Mr. Trump is typically joined at his briefings by top medical advisers, including Dr. Fauci and Dr. Deborah L. Birx, his coronavirus coordinator. But the president does most of the talking, and has told several advisers that the briefings give him free airtime and good ratings.

A day earlier, Dr. Fauci had privately challenged rising optimism about the drug’s efficacy during a meeting of the coronavirus task force in the White House’s Situation Room, according to two people familiar with the events who spoke on the condition of anonymity to describe a conversation in a sensitive setting. The argument was first reported by the website Axios.

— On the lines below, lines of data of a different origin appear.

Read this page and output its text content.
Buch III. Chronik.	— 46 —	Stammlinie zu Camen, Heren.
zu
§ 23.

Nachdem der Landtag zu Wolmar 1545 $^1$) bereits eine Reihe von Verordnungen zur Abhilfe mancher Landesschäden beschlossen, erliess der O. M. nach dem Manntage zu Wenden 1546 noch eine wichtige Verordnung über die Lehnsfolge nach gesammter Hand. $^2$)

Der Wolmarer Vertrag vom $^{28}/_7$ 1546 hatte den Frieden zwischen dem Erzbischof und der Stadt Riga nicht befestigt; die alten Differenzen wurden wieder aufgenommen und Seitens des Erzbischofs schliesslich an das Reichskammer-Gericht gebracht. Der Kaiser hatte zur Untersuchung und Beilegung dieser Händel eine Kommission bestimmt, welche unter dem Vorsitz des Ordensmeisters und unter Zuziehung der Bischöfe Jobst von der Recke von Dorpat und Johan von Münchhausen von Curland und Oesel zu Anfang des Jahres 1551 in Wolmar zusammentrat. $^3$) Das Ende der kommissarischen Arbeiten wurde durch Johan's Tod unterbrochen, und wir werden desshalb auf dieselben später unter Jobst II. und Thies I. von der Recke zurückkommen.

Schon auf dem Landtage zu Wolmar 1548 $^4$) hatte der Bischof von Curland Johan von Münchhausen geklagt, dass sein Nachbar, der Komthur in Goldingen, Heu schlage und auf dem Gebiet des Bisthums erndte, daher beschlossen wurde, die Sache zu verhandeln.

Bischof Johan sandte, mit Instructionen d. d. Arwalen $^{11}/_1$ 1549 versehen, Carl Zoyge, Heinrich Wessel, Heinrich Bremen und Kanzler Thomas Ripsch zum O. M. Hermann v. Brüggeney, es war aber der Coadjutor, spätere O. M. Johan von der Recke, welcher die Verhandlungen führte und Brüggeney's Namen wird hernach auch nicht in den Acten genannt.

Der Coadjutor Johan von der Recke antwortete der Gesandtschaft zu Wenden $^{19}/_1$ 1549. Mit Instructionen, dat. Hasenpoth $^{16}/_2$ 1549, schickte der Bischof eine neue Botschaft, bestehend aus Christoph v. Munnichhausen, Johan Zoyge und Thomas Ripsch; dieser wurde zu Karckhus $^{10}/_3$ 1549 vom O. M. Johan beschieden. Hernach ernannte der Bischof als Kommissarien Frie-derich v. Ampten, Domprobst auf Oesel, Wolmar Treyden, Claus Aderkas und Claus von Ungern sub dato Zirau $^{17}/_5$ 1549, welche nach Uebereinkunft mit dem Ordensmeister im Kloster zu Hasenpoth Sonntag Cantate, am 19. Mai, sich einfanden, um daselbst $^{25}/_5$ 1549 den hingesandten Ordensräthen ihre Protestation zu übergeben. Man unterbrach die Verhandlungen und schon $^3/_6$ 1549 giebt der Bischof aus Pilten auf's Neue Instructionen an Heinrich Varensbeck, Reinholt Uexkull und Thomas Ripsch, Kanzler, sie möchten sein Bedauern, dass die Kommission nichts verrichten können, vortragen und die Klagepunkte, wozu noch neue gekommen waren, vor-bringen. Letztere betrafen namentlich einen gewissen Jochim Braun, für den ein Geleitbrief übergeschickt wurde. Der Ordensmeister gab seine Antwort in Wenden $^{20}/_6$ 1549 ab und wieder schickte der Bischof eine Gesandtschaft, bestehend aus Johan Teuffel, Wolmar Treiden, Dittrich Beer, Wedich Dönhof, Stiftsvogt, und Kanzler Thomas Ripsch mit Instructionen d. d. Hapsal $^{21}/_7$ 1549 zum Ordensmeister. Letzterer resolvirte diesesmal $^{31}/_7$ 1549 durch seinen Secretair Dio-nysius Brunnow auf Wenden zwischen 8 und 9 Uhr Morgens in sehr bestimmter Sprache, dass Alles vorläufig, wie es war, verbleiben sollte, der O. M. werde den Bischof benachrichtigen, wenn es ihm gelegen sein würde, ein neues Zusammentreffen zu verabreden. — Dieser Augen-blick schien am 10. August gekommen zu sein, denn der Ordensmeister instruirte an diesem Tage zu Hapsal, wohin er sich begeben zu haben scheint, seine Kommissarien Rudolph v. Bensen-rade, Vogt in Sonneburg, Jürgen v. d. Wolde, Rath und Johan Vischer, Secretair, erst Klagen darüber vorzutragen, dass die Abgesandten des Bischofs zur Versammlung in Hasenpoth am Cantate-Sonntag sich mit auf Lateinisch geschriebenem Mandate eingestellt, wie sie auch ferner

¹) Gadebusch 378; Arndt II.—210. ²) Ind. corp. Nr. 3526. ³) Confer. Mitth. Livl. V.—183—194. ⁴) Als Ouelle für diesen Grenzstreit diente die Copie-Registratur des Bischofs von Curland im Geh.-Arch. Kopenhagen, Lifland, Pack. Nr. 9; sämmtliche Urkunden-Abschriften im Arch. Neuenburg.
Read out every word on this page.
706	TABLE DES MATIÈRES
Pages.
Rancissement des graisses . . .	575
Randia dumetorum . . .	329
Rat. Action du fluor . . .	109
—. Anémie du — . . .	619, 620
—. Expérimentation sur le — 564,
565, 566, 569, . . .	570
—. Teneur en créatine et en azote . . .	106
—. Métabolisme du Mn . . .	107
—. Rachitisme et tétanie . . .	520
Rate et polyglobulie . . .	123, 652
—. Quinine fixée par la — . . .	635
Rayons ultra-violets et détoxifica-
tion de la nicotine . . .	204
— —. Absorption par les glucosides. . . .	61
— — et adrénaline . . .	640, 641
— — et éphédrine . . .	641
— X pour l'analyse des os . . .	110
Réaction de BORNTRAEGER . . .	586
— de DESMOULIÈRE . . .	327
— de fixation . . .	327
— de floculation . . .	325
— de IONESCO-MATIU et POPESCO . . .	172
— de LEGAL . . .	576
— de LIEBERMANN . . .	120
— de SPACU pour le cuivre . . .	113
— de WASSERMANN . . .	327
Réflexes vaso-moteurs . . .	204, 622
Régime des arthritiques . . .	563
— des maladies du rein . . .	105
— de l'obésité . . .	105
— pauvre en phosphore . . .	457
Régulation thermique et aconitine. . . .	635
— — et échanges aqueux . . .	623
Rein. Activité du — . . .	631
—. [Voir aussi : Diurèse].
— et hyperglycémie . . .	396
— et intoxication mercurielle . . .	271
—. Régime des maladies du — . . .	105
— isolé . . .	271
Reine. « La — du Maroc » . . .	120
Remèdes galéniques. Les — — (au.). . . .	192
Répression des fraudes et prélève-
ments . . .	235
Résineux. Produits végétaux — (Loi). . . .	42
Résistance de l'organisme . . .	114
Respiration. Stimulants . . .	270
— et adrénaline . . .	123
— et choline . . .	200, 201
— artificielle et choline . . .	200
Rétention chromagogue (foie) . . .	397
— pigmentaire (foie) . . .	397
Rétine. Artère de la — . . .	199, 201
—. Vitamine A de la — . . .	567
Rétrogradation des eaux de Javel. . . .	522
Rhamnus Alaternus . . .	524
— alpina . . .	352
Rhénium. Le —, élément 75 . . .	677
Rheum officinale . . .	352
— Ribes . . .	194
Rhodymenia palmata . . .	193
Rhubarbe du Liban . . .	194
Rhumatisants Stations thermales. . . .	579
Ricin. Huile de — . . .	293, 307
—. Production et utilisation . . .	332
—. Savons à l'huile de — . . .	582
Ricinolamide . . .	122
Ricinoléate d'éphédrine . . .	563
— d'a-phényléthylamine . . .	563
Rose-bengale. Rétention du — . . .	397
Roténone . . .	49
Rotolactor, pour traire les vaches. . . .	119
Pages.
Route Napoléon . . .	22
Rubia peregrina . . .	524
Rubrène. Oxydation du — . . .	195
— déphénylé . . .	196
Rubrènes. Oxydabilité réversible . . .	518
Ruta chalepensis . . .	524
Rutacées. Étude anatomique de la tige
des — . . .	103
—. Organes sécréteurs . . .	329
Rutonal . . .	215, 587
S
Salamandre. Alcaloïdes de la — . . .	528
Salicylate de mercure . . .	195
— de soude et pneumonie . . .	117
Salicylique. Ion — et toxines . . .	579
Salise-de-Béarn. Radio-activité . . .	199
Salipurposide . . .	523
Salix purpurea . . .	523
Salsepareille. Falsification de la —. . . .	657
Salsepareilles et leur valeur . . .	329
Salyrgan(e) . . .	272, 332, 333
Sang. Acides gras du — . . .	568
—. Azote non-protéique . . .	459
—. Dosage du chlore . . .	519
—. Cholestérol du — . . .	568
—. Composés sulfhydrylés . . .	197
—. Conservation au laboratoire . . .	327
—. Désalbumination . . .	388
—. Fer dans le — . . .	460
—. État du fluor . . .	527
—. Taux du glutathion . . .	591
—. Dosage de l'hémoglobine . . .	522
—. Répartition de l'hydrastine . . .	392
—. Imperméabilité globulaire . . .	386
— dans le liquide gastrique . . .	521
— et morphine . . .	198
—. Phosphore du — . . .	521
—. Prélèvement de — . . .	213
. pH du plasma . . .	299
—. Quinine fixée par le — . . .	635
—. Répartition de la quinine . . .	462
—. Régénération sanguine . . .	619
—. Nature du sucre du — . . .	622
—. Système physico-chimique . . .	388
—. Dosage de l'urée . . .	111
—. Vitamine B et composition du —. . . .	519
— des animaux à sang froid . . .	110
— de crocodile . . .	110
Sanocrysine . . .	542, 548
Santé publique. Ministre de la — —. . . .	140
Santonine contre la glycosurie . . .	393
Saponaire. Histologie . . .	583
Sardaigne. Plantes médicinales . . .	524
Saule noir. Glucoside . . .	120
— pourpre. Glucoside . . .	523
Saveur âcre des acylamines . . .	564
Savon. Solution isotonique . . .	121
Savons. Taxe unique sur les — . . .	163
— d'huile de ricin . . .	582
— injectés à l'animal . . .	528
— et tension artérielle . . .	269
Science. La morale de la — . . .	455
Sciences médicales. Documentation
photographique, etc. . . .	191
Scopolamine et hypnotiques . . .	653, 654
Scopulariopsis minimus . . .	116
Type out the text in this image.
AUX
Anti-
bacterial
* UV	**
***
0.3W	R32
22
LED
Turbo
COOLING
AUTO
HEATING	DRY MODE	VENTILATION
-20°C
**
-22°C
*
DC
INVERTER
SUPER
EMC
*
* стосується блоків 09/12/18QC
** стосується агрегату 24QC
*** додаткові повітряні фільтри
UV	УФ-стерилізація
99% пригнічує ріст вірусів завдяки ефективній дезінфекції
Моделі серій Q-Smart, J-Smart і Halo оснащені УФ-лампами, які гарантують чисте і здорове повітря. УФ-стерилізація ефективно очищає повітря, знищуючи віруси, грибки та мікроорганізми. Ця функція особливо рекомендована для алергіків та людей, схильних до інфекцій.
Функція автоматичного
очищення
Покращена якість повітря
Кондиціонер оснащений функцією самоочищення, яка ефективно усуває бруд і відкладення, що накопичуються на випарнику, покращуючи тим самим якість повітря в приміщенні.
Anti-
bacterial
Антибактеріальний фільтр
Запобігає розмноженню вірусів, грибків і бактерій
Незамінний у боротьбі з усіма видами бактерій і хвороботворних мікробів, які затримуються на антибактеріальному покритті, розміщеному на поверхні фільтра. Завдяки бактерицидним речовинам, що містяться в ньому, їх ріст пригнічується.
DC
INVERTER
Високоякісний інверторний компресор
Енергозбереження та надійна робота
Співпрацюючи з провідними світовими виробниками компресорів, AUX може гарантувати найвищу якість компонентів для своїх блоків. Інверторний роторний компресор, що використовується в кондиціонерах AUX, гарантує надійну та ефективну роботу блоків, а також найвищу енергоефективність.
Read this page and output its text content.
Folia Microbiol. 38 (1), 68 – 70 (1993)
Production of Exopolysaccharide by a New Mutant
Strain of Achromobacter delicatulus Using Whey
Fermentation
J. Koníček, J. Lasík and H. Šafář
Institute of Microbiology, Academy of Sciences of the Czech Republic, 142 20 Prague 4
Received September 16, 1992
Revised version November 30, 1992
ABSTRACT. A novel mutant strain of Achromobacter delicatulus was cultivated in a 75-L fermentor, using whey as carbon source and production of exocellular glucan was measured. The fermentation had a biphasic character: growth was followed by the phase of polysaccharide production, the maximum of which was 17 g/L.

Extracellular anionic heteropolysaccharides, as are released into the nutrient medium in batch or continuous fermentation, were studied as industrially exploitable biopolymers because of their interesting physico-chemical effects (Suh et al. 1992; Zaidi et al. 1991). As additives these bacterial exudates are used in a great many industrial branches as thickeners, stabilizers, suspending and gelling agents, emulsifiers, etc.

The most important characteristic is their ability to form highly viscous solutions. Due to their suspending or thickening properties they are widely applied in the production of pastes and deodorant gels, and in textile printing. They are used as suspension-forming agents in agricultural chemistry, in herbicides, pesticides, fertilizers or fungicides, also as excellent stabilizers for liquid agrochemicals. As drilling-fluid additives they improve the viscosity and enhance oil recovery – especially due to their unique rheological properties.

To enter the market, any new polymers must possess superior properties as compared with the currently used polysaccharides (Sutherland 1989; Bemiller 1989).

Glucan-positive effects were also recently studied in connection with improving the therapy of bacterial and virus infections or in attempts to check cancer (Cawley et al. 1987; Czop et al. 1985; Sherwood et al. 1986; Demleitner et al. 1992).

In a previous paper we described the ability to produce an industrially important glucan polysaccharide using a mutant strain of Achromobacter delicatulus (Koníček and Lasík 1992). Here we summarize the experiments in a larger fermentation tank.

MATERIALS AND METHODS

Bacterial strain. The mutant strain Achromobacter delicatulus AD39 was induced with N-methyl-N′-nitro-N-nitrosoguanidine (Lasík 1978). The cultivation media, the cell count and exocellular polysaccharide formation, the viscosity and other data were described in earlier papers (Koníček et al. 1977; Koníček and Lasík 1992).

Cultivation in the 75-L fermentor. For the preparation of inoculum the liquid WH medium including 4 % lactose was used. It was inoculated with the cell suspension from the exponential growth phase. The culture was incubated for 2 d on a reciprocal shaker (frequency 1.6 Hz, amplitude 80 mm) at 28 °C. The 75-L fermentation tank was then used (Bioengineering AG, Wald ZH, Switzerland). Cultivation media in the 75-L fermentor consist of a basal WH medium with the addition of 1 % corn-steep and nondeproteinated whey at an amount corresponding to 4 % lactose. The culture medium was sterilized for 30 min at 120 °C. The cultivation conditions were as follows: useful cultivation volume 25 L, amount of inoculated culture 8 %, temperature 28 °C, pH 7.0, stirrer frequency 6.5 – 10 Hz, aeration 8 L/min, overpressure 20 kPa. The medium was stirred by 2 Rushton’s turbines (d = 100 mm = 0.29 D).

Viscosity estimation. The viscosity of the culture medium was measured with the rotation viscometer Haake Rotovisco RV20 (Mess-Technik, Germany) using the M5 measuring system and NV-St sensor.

The meeting’s agenda included the question of how the administration would discuss chloroquines. Dr. Stephen Hahn, the Food and Drug Administration commissioner, gave an update on chloroquines, and what various tests and anecdotal evidence had shown. Peter Navarro, the president’s trade adviser who is overseeing supply chain issues related to the coronavirus, asked to join the meeting, said the people briefed on what took place.

Mr. Navarro, who has been pushing to secure chloroquines at the president’s request to provide to caregivers, walked in with a sheaf of folders he had placed on a chair next to him, plopped them on the table and said he had seen studies from various countries, as well as information culled from officials at the Centers for Disease Control and Prevention, showing the “clear” efficacy of the drug in treating the coronavirus. Mr. Navarro also argued that the medicine was being used by doctors and nurses on the front lines of the coronavirus fight.

Dr. Fauci pushed back, echoing remarks he has made in interviews in the past week that rigorous study is still necessary. Mr. Navarro, an economist by training, shot back that the information he had collected was “science,” according to the people familiar with the episode.

Vice President Mike Pence tried to tamp down the debate, and as emotions calmed, Mr. Trump’s son-in-law and senior adviser, Jared Kushner, advised Mr. Navarro to “take yes for an answer.” The president went to the briefing room lectern a short while later and glowed about chloroquine use, suggesting he might even take it himself despite not having symptoms or evidence of the virus.